Thirteen Reasons Why

Thirteen Reasons Why Imagery

Listening to the Tapes

It’s safe to say that not many people have had to listen to the suicide note of someone they liked or admired. Listening to Hannah’s tapes has visceral, gut-wrenching, and far-reaching impacts on Clay and the rest of the baker’s dozen. In order to convey to the reader the feelings and sensations Hannah’s tapes evoke, Asher describes in detail Clay’s mental and physical reactions to Hannah’s story. For example, when Clay begins listening, all of his limbs and appendages “feel hollow,” and he doesn’t have “enough strength to press a single button on the stereo” (17).

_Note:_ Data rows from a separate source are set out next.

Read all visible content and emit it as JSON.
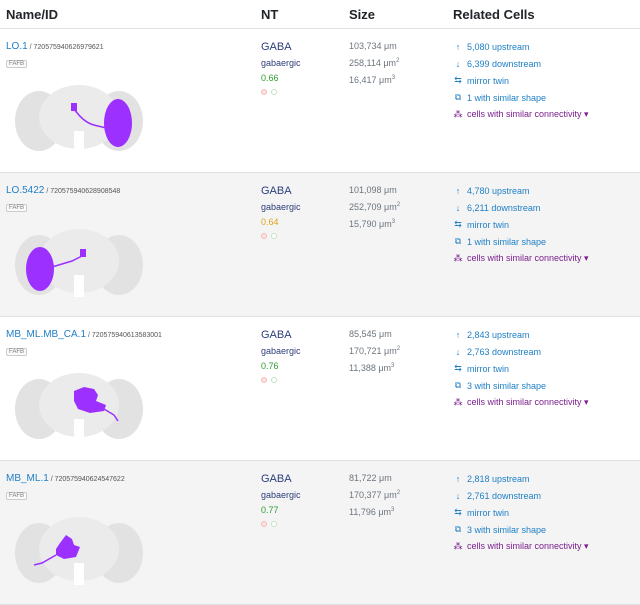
{
  "headers": {
    "name": "Name/ID",
    "nt": "NT",
    "size": "Size",
    "related": "Related Cells"
  },
  "rows": [
    {
      "name": "LO.1",
      "id": " / 720575940626979621",
      "badge": "FAFB",
      "nt": "GABA",
      "nt_sub": "gabaergic",
      "nt_conf": "0.66",
      "conf_color": "#2e9e2e",
      "length": "103,734 μm",
      "area": "258,114 μm",
      "volume": "16,417 μm",
      "up": "5,080 upstream",
      "down": "6,399 downstream",
      "twin": "mirror twin",
      "shape": "1 with similar shape",
      "conn": "cells with similar connectivity ▾",
      "thumb": "right-lobe"
    },
    {
      "name": "LO.5422",
      "id": " / 720575940628908548",
      "badge": "FAFB",
      "nt": "GABA",
      "nt_sub": "gabaergic",
      "nt_conf": "0.64",
      "conf_color": "#e0a21a",
      "length": "101,098 μm",
      "area": "252,709 μm",
      "volume": "15,790 μm",
      "up": "4,780 upstream",
      "down": "6,211 downstream",
      "twin": "mirror twin",
      "shape": "1 with similar shape",
      "conn": "cells with similar connectivity ▾",
      "thumb": "left-lobe"
    },
    {
      "name": "MB_ML.MB_CA.1",
      "id": " / 720575940613583001",
      "badge": "FAFB",
      "nt": "GABA",
      "nt_sub": "gabaergic",
      "nt_conf": "0.76",
      "conf_color": "#2e9e2e",
      "length": "85,545 μm",
      "area": "170,721 μm",
      "volume": "11,388 μm",
      "up": "2,843 upstream",
      "down": "2,763 downstream",
      "twin": "mirror twin",
      "shape": "3 with similar shape",
      "conn": "cells with similar connectivity ▾",
      "thumb": "center-right"
    },
    {
      "name": "MB_ML.1",
      "id": " / 720575940624547622",
      "badge": "FAFB",
      "nt": "GABA",
      "nt_sub": "gabaergic",
      "nt_conf": "0.77",
      "conf_color": "#2e9e2e",
      "length": "81,722 μm",
      "area": "170,377 μm",
      "volume": "11,796 μm",
      "up": "2,818 upstream",
      "down": "2,761 downstream",
      "twin": "mirror twin",
      "shape": "3 with similar shape",
      "conn": "cells with similar connectivity ▾",
      "thumb": "center-left"
    }
  ],
  "superscripts": {
    "area": "2",
    "volume": "3"
  },
  "colors": {
    "link": "#1e7fc4",
    "neuron": "#9b30ff",
    "brain": "#e2e2e2",
    "connectivity": "#7a1f8c"
  }
}
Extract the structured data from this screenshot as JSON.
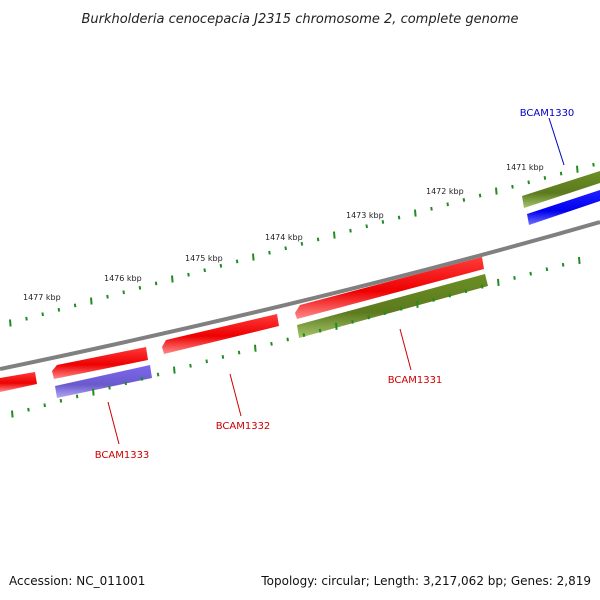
{
  "title": "Burkholderia cenocepacia J2315 chromosome 2, complete genome",
  "footer": {
    "accession": "Accession: NC_011001",
    "summary": "Topology: circular; Length: 3,217,062 bp; Genes: 2,819"
  },
  "scale": {
    "labels": [
      "1471 kbp",
      "1472 kbp",
      "1473 kbp",
      "1474 kbp",
      "1475 kbp",
      "1476 kbp",
      "1477 kbp"
    ]
  },
  "genes": [
    {
      "name": "BCAM1330",
      "strand": "forward",
      "feature": "CDS",
      "label_color": "#0000cc"
    },
    {
      "name": "BCAM1331",
      "strand": "reverse",
      "feature": "CDS",
      "label_color": "#cc0000"
    },
    {
      "name": "BCAM1332",
      "strand": "reverse",
      "feature": "CDS",
      "label_color": "#cc0000"
    },
    {
      "name": "BCAM1333",
      "strand": "reverse",
      "feature": "CDS",
      "label_color": "#cc0000"
    }
  ],
  "colors": {
    "backbone": "#808080",
    "cds": "#ee0000",
    "gene": "#6b8e23",
    "blue_feature": "#0000ee",
    "purple_feature": "#7b68ee",
    "tick": "#228b22"
  }
}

Here, we can see how difficult it is to even press play on Hannah’s tapes. Later on, Asher describes how Clay develops a severe migraine and vomits because of what he hears. By doing this, Asher makes links between Clay’s unique situation and anyone that has ever had a migraine or been sick.

Tyler’s Peeping

One of the most painful episodes from Hannah’s experiences in Crestmont is Tyler stalking and spying on her through her bedroom window. For Hannah, school had long stopped being a comfortable or safe place for her, and so her home had become even more of a safe harbor. But with his peeping, Tyler took away the last remaining place that was “safe from everything outside” (140). His actions played a significant role in Hannah’s decision to commit suicide. Hannah proves this by describing in detail Tyler’s illicit photo-taking sessions on her tapes. She talks about the first menacing “click” of his camera, and how she initially refused to believe what was happening, because it was “too creepy” (125). She shares her reasoning for not calling the cops, and her fright at the thought of the Peeping Tom becoming aggressive. And finally, she explains how she changed her habits, going so far as to change her clothes under her bed sheets, in order to hide from Tyler’s gaze. All of these details illustrate Tyler’s gross trespass on Hannah’s life, privacy, and peace of mind.

Clay’s Headache

When Clay goes to Blue Spot Liquor, he begins to develop a piercing, somewhat debilitating pain above his eyebrow. This pain is at times “a pinching,” other times “a pounding,” and sometimes “a throbbing” sensation (11, 78, and 439, respectively). Asher uses the participles of “pinching,” “pounding,” and “throbbing” to depict Clay’s pain. Curiously, the spot on Clay’s face where his acute migraine starts from mirrors the spot on Hannah’s face where Jessica scratched her. Hannah had a tiny scar above her eyebrow in the shape of Jessica’s fingernail because of Jessica’s attack, a scar that haunted Hannah. Now, it seems that scar is haunting Clay as well.

Hannah’s Valentine’s Day

On Valentine’s Day, Hannah agrees to go on a date with Marcus in spite of his reputation and her suspicions about his friend group. She reasons, she should give him a chance and trust him because that’s what she wants people to do with her. Unfortunately for Hannah, her fears and reservations prove correct. Not only does Marcus initially stand her up, he also sexually assaults her when he finally arrives. But before he arrives at Rosie’s, Hannah sits and waits thirty minutes for him. Every detail and sensation of those cringeworthy, embarrassing, and sad thirty minutes is described in Hannah’s tapes. Everything from the pitying glances of the other diners at Rosie’s, to the feeling of frenetically digging a spoon into an ice cream shake, to Hannah hysterically telling herself to calm down, is described. Similar to Hannah wanting the baker’s dozen to relive her experience by going to Rosie’s themselves, Asher wants readers to experience the situation from Hannah’s perspective as well.